18th Sunday in Ordinary Time

The bible does not develop our understanding of God along a straight, progressive line. The men who wrote the Book of Proverbs and Wisdom, for instance, assumed that those who believed in God could detect his actions in history. Even in this life God punished sinners and rewarded the good with riches. In that sense life was predictable enough. However, the men who wrote Job and Ecclesiastes (and they were writing around the same time) held that life was totally unpredictable and arbitrary. If these two men were writing today, I'm sure they would take Ballybrit as an example of how unpredictable life is. These two writers held that all questions relating to are quite futile. God's intellect, they insist, is so far above our human intellect that we can never figure God out.

The reading we have here today is from the latter stable, the 'unpredictable' stable. As the writer observes today: "All things are vanity." The author can't even find a pattern in God's rewarding and punishing people. "Here is one," he writes, "who had laboured with wisdom and knowledge and skill; and yet to another who had not laboured over it, he must leave property." Evil people can have more happiness and fulfillment in their lives than good people.

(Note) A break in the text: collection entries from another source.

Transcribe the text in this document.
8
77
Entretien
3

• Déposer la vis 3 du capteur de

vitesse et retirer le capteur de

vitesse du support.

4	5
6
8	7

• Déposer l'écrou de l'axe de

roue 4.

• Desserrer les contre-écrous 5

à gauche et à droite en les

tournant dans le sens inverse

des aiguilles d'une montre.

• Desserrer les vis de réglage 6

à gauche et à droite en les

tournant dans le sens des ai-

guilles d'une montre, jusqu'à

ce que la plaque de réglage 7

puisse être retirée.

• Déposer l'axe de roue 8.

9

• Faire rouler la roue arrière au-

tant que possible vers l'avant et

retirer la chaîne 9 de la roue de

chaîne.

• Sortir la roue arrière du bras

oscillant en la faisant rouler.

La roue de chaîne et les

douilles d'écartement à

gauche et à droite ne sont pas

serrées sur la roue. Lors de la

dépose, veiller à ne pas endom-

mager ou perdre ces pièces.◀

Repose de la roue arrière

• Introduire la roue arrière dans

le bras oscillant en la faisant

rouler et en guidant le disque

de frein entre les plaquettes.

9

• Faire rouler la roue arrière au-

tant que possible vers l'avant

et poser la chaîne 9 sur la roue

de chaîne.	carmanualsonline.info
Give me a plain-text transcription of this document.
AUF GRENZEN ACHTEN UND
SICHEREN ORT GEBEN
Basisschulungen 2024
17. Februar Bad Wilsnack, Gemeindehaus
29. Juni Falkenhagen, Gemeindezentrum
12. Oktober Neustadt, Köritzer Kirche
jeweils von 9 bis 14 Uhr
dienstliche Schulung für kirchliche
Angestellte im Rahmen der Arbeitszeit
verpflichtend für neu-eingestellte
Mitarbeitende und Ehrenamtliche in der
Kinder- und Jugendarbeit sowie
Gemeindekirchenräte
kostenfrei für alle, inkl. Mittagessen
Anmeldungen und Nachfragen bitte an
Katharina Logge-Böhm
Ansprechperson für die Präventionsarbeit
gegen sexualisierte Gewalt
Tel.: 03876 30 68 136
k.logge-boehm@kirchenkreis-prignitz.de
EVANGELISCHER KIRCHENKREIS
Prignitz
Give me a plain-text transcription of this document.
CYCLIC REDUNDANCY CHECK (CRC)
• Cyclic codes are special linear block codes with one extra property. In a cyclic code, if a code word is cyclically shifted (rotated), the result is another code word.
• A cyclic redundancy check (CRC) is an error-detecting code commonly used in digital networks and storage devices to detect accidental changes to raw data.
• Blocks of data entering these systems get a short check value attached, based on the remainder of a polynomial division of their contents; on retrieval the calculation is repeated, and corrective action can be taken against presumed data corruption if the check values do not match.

In a parallel way, Jesus echoes this pessimism of Ecclesiastes when He comments on the rich man's impending death: "You fool," God says, "this night your life will be demanded of you; and the things you have prepared, to whom will they then belong?"

But there is an enormous difference between the first reading and the Gospel: by the time of Jesus, a belief in the afterlife had emerged. In the century prior to the birth of Jesus, a school of Jewish Pharisees reached the conclusion that those who formed a relationship with God in this life would continue and grow in that relationship in the next life. Their insight became a kind of Biblical Rubicon; this insight opened up a whole new and broader perspective. The possibility now open up that what appears meaningless now may achieve its own meaning at a future time, or in a future life.

It enables Paul to write those famous lines to the Colossians which we have in our second reading today: "Brothers and sisters: If you were raised with Christ, seek what is above, where Christ is seated at the right hand of God. Think of what is above, not of what is on earth. For you have died, and your life is hidden with Christ in God. When Christ your life appears, then you, too, will appear with Him in glory."

As a good Jew, the historical Jesus emphasized our being fulfilled and happy in this life; but, as a Pharisee, He also pointed us in the direction of the next life. Paul, as a Christian, believes the risen Jesus is the essential part of that next life.

Yet, both Paul and Jesus teach that we have to sacrifice some of this life to attain the next. "Put to death," Paul writes, "the parts of you that are earthly." And in the situation of brothers arguing over an inheritance, Jesus warns, "Take care to guard against all greed, for though one may be rich, one's life does not consist of possessions."

One of the most important components of Paul's and Jesus' belief about the next life is that we can create elements of our future existence in the way we live right here and now. "Put on the new self," Paul encourages the Colossians, "in the image of the creator. Here, there is not Greek and Jew, circumcision and uncircumcision, barbarian, Scythians, slave, free; but Christ is all and in all."

Paul presumes that all the barriers dividing and separating us on earth will be shattered when we gather in heaven. That's why he encourages us to sacrifice the security such divisions offer and to begin destroying those barriers long before we leave this earth. Our question to become one with all people is the clearest sign that we believe in a heaven.